A iniciativa permite que passageiras solicitem especificamente uma condutora feminina através da opção “mulheres motoristas” no aplicativo. O sistema oferece flexibilidade: a usuária pode optar por aguardar mais tempo por uma motorista mulher, reservar a viagem com antecedência ou definir uma preferência permanente em suas configurações, o que aumenta as chances de match, embora não garanta 100% de precisão devido à disponibilidade da frota.
O conflito judicial: Discriminação ou proteção?
Apesar do apelo popular, a Uber enfrenta resistência nos tribunais.

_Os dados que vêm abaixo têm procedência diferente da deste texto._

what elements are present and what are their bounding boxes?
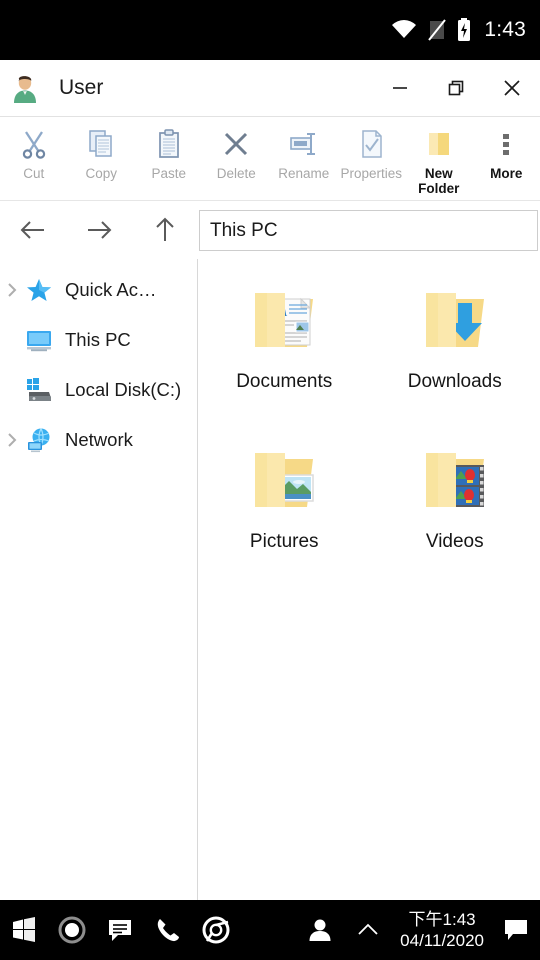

Na Califórnia, uma ação coletiva movida por motoristas do sexo masculino alega que a medida viola o Unruh Civil Rights Act, legislação estadual que proíbe empresas de praticarem discriminação baseada em sexo. Os autores do processo argumentam que a funcionalidade cria um desequilíbrio de mercado, permitindo que a minoria feminina de motoristas — cerca de 20% da base da Uber nos EUA — acesse todo o pool de passageiros, enquanto os homens ficam restritos a uma base menor.
Em sua defesa, a Uber argumenta que o recurso atende a um interesse público fundamental: a segurança. A empresa busca levar o caso para arbitragem, citando os termos de uso assinados pelos motoristas. A Lyft, principal concorrente da Uber, também enfrenta litígios semelhantes após lançar o serviço “Women+ Connect” em 2024.
Dados de segurança e responsabilidade corporativa
A pressão sobre as gigantes do transporte por aplicativo não é infundada. Nos últimos anos, relatórios internos revelaram milhares de casos de agressão sexual durante corridas. Embora a Uber destaque uma redução significativa — caindo de 5.981 incidentes entre 2017-2018 para 2.717 entre 2021-2022 — a empresa ainda lida com as consequências financeiras e reputacionais de falhas passadas. Recentemente, a companhia foi condenada a pagar US$ 8,5 milhões a uma passageira no Arizona após um caso de estupro.
- Histórico Global: O recurso não é inédito; foi lançado originalmente na Arábia Saudita em 2019 e já opera em 40 países, incluindo Brasil, Canadá e México.
- Contratados vs. Empregados: A Uber mantém a tese jurídica de que não é responsável pela conduta de seus motoristas, uma vez que são prestadores de serviço independentes, e não funcionários.
- Contas de Adolescentes: O novo recurso também será estendido a usuários de contas para adolescentes, reforçando o foco na proteção de grupos vulneráveis.
O Que Você Precisa Saber
O recurso garante que sempre serei atendida por uma mulher?
Não. A Uber reforça que a ferramenta funciona como uma preferência de conexão. Caso não haja motoristas mulheres disponíveis nas proximidades no momento da solicitação, o sistema poderá sugerir um motorista homem para evitar tempos de espera excessivos, ou a passageira poderá optar por cancelar a chamada.
Por que a medida é considerada discriminatória por alguns motoristas?
O argumento central nos tribunais americanos é que, ao segmentar o mercado por gênero, a Uber estaria privando motoristas homens de oportunidades de ganho baseadas exclusivamente em seu sexo, além de supostamente reforçar estereótipos de que homens representam um risco inerente à segurança.